What does this say about the market share of FB and google 5 years ago? Nothing. That’s exactly what I’m talking about. Maybe it was 90%. Maybe it was 75%! But hey, whatever, let’s publish that clickbait article.



It's an article about potential competitive threats to Google-Meta, not a survey of the entire online advertising industry. The rise of potential competitors is not "nothing".

"Clickbait" can be used with a lot of publications. But in the list of publications it can be applied to... I'd say the Economist would be ranked about dead last. Maybe tied with Der Spiegel.


If I'm understanding baxtr's point, they're saying that the article is attempting to claim a trend without showing enough evidence to point to one. The fact that the competitors have gone from 0% to 25% within 5 years could be evidence that Google/Meta have growing threats, or it could be evidence that their competitors can't grab enough of the market to be sustainable so they die within 5 years, or that they're buying up all of the competition within 5 years of their launch.

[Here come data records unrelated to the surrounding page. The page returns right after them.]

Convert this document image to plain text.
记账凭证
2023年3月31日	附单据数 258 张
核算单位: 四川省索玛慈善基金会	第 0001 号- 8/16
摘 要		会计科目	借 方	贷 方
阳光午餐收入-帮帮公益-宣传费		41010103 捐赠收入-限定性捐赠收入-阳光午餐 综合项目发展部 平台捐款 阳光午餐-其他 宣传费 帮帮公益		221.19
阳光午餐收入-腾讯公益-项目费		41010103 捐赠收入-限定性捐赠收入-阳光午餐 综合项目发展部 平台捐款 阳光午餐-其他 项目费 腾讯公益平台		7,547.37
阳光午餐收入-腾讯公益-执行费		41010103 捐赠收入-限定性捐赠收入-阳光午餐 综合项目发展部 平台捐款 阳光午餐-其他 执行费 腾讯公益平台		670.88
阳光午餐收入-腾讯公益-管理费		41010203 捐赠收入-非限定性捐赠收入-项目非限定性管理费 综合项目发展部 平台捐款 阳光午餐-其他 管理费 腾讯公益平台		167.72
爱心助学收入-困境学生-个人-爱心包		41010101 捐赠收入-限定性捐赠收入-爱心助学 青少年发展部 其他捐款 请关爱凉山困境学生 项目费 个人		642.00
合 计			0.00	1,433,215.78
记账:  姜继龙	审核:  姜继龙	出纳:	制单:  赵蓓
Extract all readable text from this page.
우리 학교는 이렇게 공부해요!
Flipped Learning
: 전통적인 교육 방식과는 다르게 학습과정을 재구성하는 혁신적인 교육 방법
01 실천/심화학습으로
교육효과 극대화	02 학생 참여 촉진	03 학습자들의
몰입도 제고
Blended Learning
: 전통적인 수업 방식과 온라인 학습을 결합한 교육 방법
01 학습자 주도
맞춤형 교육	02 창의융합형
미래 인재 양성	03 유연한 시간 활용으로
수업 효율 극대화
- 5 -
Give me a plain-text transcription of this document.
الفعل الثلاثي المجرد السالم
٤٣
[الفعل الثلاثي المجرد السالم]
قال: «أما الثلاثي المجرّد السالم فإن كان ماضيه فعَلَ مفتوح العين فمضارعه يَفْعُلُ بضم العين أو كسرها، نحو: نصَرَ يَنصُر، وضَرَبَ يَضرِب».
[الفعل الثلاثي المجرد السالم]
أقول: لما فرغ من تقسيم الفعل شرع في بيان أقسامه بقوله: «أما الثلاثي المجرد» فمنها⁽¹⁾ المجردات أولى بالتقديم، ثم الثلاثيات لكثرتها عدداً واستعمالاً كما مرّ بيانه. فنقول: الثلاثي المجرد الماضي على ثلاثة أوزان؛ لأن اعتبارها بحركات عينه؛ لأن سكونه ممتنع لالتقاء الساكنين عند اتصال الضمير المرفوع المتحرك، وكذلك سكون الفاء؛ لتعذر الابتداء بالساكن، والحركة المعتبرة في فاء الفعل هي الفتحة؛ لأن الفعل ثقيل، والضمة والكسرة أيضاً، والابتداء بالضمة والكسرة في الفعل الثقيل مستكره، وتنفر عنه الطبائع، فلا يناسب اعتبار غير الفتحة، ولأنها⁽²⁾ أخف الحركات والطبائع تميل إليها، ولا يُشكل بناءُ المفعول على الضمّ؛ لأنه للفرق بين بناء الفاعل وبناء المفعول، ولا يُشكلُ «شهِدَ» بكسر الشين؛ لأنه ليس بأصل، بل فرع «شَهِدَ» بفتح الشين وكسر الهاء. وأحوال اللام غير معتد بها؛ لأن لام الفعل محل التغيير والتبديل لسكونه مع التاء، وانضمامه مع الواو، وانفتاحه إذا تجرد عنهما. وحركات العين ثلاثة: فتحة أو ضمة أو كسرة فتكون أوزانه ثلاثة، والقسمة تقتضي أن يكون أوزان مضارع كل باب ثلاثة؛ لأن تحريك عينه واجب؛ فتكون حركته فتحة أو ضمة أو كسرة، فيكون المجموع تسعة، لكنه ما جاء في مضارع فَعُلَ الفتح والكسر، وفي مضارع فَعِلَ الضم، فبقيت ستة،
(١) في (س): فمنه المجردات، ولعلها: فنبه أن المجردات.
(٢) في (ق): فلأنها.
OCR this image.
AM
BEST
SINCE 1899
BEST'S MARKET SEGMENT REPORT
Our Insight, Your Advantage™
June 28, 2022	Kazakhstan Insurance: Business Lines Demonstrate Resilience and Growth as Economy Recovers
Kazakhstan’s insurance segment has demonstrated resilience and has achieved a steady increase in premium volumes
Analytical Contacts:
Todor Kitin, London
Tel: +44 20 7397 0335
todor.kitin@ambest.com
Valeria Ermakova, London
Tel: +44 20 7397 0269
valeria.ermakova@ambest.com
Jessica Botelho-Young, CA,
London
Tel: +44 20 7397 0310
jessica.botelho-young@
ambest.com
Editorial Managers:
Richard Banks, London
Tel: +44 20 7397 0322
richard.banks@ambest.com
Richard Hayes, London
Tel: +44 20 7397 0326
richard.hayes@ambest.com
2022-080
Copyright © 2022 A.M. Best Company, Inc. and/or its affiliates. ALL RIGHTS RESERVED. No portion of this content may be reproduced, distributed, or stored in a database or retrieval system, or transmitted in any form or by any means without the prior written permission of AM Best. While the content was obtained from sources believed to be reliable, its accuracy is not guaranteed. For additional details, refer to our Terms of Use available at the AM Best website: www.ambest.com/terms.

Google/Meta could have gone from 60% of the market to 75% of the market in the last five years.

So that's the case for the headline claim that they're "under attack" being linkbait. It isn't really affected by how you feel about the Economist's (or even less Der Spiegel's) brand.


Exactly. Thanks for explaining it better than I did.


The title is: “the ad duopoly is under attack”. The term duopoly describes how the market is split: two companies make up the biggest chunk. The article provides no evidence that the market structure has changed. See my comment.

A clickbait can be used by any publication. Apparently, including The Economist.